1.3.3. Transcriptional activation is associated with epigenetic changes
Most examples of RNAa were demonstrated by an increase in target gene expression at the mRNA and/or protein level. Enhanced mRNA stability may also lead to increased mRNA and protein levels and represents an alternative mechanism for RNAa. However, this possibility does not appear to be true when assessing mRNA stability after saRNA transfection. Determination of both p21 and E-cadherin mRNA levels across a period of time after actinomycin D or α-amanitin treatment revealed that saRNA treatment does not increase the stability of their corresponding mRNAs compared to control treatments (Portnoy et al., unpublished data). Instead, several studies have shown an increase in RNAP II association with the core promoter, indicating RNAa is a transcriptional mechanism (9
Various types of chromatin modifications have also been identified at different promoters following RNAa. For example, loss of di- and tri-methylation at histone H3K9 has been associated with RNAa at the E-cadherin promoter in PC-3 cells (7
).
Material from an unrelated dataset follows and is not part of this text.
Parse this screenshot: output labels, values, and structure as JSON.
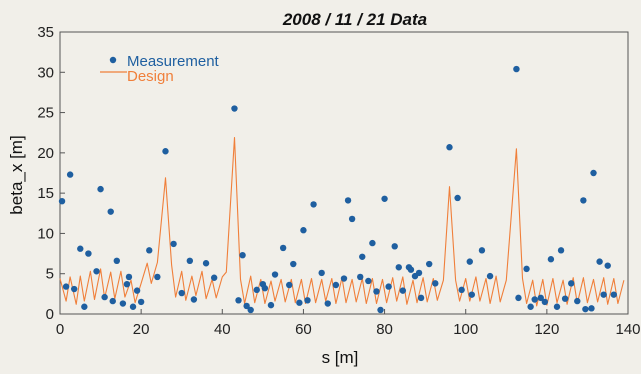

In another study, reduced acetylation at H3K9 and H3K4 together with increased di- and tri-methylation at H4K4 has been associated with RNAa at the PR promoter (8
). Also, activation of the mouse VEGF promoter by shRNAs has been linked to increased H3K4me2 and H3K4me3 levels, as well as decreased H3K9me2, leading to a more accessible chromatin structure (10
). It is plausible to hypothesize that Ago2 guides saRNA molecules to complementary target sequence where they serve as a scaffold to recruit histone-modifying enzymes and activate transcription. The diversity in chromatin modifications may reflect gene-specific epigenetic changes associated with RNAa (8
). Furthermore, the question still remains as to whether the changes in chromatin are the cause or consequence of RNAa. Regardless, successful mapping of epigenetic changes at target-gene promoters has caught RNAa in action and indirectly provides evidence toward target specificity.